I liked the title so much, when Eikendal's Henry Kotzé asked me to baptise his barrel fermented Sémillon in 2007, I called it Cleopatra's Wedding Present. The name would have been more appropriate for an MCC as that great African queen invented Champagne, as research for a book on MCC has turned up. Back with Tudor C-D, he moved to Dar es Salaam and wrote - among other things - Tanzania's first restaurant reviews under the pseudonym Shadrack Malimbo for the local English-language newspaper, The Citizen." Louis Luyt and Eschel Rhoodie sure got around.
Of course writing under a pseudonym is no new thing - I suspect most SA travel writing and restaurant reviews are penned by Graham Howe - but to assume an obvious black identity when you're not, is clearly not cricket. The weekly wine page of the Sunday Times features a Reader's Recommendation and an e-mail from a black-sounding person was recently received, noting "the list has marginalised a lot of black people. Does it mean that we don't drink wine at all? I have not seen a single black person who has won for recommending." Winner Bathobaile Ntsoeng aside, how can you determine the ethnicity of a person from their name? How black does OJ Simpson sound, or O Winfrey? Heck, Steve McQueen, the artist representing Britain at the Venice Biennial this year looks like Forrest Whittaker.

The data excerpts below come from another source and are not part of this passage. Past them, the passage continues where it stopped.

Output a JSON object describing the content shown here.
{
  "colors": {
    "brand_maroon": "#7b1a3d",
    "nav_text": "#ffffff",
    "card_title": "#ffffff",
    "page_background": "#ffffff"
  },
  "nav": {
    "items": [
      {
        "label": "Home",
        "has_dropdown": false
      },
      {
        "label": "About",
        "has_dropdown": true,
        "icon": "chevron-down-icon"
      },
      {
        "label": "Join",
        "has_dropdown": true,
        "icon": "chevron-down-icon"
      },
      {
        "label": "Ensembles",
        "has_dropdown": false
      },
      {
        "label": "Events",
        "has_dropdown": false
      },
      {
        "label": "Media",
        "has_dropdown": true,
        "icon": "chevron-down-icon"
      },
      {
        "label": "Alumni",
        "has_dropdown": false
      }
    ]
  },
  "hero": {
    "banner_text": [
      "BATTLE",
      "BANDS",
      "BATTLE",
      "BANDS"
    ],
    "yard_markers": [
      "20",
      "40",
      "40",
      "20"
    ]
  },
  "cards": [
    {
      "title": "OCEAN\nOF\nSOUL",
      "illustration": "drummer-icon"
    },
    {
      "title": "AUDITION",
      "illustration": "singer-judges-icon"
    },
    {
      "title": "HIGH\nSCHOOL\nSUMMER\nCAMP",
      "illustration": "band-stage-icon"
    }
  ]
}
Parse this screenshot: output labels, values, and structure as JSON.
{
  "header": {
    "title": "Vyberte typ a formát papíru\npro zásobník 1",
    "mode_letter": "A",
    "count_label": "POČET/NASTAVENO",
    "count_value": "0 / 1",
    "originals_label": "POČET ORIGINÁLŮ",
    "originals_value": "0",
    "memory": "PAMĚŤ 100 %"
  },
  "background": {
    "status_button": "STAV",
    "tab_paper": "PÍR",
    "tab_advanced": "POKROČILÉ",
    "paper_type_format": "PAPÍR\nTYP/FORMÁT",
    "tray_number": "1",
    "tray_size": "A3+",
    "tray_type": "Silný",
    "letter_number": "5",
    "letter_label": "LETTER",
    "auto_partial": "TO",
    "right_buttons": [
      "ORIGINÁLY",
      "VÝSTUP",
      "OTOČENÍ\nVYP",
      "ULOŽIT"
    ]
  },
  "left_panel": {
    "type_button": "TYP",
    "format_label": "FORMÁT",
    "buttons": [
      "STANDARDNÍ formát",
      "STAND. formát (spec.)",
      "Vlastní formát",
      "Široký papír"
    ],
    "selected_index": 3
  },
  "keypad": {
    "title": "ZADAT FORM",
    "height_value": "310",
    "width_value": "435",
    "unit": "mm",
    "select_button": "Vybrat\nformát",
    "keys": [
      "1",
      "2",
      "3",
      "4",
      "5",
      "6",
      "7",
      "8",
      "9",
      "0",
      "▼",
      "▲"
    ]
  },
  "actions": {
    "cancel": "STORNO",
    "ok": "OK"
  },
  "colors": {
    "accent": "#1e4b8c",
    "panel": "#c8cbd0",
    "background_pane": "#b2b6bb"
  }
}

"The black sheep of contemporary SA art" Wayne Barker (pace Sunday Independent) famously had work accepted for the Standard Bank National Drawing Competition when he called himself Andrew Moletsi while his own was rejected. An identity swapping exercise reprised a few years later by Beezy Bailey trading as Joyce Ntobi. Has the sighted wine assessment lobby scored a goal when such things as ethnicity (of winemaker, shareholder, Sunday Times reader) are exclusively visual?
Pendock's Plonk: Two Oceans Pinot Noir 2008 (approximate retail price R28) - vivid, red strawberries with crushed black pepper and sour cherries.